Ich kann es kaum glauben und suche um fünf Uhr
morgens auf dem ersten Dampfer von Altenwerder
zurück nach Hamburg in einem Spiegel nach Beweisen.
Ich kucke genau hin, ob sich auf meiner Stirn, an
meinen Lippen, meiner Augenfarbe irgendwas, eine
klitzekleine Veränderung ausmachen lässt.
Da gibt es doch diese Geschichte, dass jemand vor
Kummer über Nacht graue Haare bekommen hat.

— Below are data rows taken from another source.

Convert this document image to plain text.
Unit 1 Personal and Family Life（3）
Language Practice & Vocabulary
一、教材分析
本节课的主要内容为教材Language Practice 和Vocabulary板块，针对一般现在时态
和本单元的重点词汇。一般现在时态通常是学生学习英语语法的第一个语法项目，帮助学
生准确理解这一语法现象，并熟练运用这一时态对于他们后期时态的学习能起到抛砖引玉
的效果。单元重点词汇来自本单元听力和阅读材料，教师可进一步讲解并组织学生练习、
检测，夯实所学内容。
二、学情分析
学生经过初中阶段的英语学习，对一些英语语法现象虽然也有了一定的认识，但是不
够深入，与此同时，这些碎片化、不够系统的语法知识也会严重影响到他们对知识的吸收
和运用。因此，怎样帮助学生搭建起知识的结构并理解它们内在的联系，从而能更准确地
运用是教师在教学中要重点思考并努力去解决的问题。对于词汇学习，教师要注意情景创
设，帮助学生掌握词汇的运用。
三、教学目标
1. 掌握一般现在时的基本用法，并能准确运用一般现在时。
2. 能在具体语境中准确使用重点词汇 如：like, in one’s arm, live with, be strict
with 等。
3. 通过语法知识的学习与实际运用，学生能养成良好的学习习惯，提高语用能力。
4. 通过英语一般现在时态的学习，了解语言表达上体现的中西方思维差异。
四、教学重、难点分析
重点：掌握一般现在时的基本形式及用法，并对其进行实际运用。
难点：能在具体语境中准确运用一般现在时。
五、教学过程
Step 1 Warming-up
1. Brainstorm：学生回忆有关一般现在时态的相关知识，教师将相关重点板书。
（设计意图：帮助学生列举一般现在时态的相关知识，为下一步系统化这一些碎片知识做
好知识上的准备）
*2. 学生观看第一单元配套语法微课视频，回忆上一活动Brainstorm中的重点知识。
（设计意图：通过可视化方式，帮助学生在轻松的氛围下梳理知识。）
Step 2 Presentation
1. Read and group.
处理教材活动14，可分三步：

Weshalb
sollte sich nicht auch bei einer so elementaren
Erfahrung wie das erste Mal ein wissender
Gesichtsausdruck oder ein ansteckendes Dauerlächeln
in die Augenwinkel einschleichen?
Ich falle in die alte Gewohnheit zurück, ein Gesicht
wie Errol Flynn zu machen oder die einseitig krause
Stirn und das breite Grinsen von Clark Gable. Ja,
ich bin jetzt ein Mann, ein Held, der Held der
ersten Nummer. Ich befinde mich auf der
Bordtoilette. Der Maschinentelegraf klingelt, sie
gehen mit der Drehzahl runter.
Natürlich hätte ich schon in Altona aussteigen
können, aber dort herrschte ein viel zu großes
Gedränge. Neben auffallend wachen und lauten
Menschen bevölkerten Hühner, Enten, ja, sogar
Schweine das Schiff. Alle Formen von Karren,
Bollerwagen und Fahrradanhängern mit Pflanzen,
Früchten, Gemüsen und Wurstwaren wurden rumpelnd
und fluchend über die Gangway an Land gezerrt.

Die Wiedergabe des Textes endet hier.